Business Owners Should Consider Leaving Estate Unequally
June 22, 2018, by Shelley Thompson, attorney with Burns Figa & Will, PC
As an attorney practicing in the area of trusts and estates, and probate litigation, I recently considered the most common reasons for disputes between siblings and grandchildren after the death of a parent who owns a business or family land – the parent’s unwillingness to leave the estate unequally.
Often, a simple will or trust dividing their estate equally between the kids on their death, or upon the death of a surviving spouse, is a common estate plan that works for most families. It does not work well, however, when that parent owns a business or family land, and where not all the children are working together on that business or using the land. For example, if dad has spent many years building a business, and one of three of his children are working in the business, but he leaves it, along with his entire estate, to all three children equally, then the child in the business is faced with a difficult situation upon dad’s death. He is suddenly partners with his siblings, who don’t work in the business, and has a fiduciary duty to act in their best interests when determining distributions, his own salary, the direction of the business, sale of assets, investments and more. It is rare that every sibling will think the sibling running the business is doing a perfect job. It is also rare that the working sibling will feel good sending 2/3 of his company’s profits out to his siblings for the rest of his life. That simple estate plan, for a business or landowner, inevitably causes life-long tensions or breakup of family relationships, even in the best of families. It also often causes sale of the business or land.
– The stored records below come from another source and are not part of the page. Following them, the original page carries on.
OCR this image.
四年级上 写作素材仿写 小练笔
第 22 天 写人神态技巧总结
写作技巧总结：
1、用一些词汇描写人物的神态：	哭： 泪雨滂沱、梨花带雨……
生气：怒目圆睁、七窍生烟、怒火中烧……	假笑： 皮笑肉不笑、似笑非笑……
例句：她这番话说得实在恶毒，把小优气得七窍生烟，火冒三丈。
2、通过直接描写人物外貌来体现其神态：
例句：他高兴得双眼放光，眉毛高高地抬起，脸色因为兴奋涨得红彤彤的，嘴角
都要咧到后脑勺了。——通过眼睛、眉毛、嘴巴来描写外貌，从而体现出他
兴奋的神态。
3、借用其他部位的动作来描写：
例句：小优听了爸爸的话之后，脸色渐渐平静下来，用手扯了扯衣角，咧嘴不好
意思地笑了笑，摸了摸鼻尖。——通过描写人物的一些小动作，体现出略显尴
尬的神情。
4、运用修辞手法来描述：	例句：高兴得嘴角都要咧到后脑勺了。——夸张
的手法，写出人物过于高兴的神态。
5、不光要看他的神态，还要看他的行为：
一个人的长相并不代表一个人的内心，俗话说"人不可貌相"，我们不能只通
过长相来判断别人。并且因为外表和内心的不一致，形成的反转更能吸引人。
In that example, dad’s better option would have been to bravely leave the business to the son working it, and leave his cash accounts and primary residence, for example, to his other children. The ultimate value for each child may not be precisely equal, but ultimately everyone respects the estate plan and feels good about the gift they received because dad made the decision. It is also more fair for the child working the business to receive its upside, while the other children might really appreciate receiving the whole house or all the cash. It’s a win-win and most likely to avoid the breakup of the family and business.
Similarly, with family land, if the parent’s goal is to keep it in the family, then leaving it equally to all children is the worst option. From there, it will be left to multiple grandchildren who are cousins and only remotely connected to each other and the land. Inevitably, the land gets sold with the owners cannot agree on something. The better option in this example is that the parent leave that land to one person who really values it, and leave other assets to the other children.
Admittedly, it is difficult for any parent to decide to leave one asset to one child and another to another child, because we all love our children equally. But it does them a big favor and helps them have avoid estate disputes that hurt their relationships, so in my opinion is a good option for many parents with businesses or land. In any event, being specific, clear, and unambiguous in your estate plan is the best approach for every client.